When you’re a writer, your work becomes your young and you have to go through the parenting cycle. A story starts out as a sentence, which you begin dressing up with all its special clothing. I always start with a diaper, because I need something to catch all the poo that issues from a first draft.
One has to feed a writing project with all the proper verbs, nouns and sentence structure. Of course you’d like to take your child out in a stroller or carrier, but this baby is a solo project; if you show off a work in progress, your family will love it even if it is full of poo, and your friends will be afraid to tell you it’s homely because they feel it will develop as it ages. In this case, they’re probably right.

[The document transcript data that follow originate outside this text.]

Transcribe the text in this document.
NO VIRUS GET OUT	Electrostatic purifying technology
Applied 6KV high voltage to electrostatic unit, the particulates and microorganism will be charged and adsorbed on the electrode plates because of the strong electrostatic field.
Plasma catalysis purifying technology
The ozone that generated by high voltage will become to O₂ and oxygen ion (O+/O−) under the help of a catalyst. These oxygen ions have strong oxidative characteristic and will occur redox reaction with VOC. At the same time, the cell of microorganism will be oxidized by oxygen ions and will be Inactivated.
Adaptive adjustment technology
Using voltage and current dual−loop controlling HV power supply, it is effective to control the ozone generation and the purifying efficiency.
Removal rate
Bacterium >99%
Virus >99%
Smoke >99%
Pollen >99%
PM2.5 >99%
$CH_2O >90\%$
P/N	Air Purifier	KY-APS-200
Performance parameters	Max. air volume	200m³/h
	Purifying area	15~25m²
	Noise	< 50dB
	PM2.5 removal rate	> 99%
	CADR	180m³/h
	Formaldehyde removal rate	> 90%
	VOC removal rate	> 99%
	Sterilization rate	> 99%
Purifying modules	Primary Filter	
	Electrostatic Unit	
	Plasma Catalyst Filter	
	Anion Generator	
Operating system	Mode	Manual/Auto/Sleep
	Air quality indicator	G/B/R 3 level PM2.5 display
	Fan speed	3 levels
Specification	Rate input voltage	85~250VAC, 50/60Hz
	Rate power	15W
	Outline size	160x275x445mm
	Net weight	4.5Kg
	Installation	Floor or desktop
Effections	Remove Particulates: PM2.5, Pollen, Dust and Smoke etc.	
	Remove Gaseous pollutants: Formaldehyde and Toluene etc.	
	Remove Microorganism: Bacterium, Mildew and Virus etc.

If the story starts to talk, it’s gibberish at first, but once you’re past terrible page two it starts refusing things you want it to do and makes demands. Your stream of consciousness at three in the morning reads like a temper tantrum by the time you get around to reading it at noon the next day.
You give it a physical with spell check, even though it’s a pediatrician no parent really trusts. You innoculate it with anti-virus or protect it with a cloud as it grows, matures, rebels, and drives you batty. Finally, you sit and take a look at your child and wonder if it is really what you started out to do. You try to buy what you think are nicer clothes for it, dressing it up in prosy description or pleading to just let you cut a little off the top.
Finally it’s ready to go out on its own. The last words are spoken and you put a period at the end. It may not get married or get a degree, but it will let you know how it is doing once in awhile when it gets noticed and does well enough to send some money home. Unless you’re writing an expose’ and then you get sent all its dirty laundry.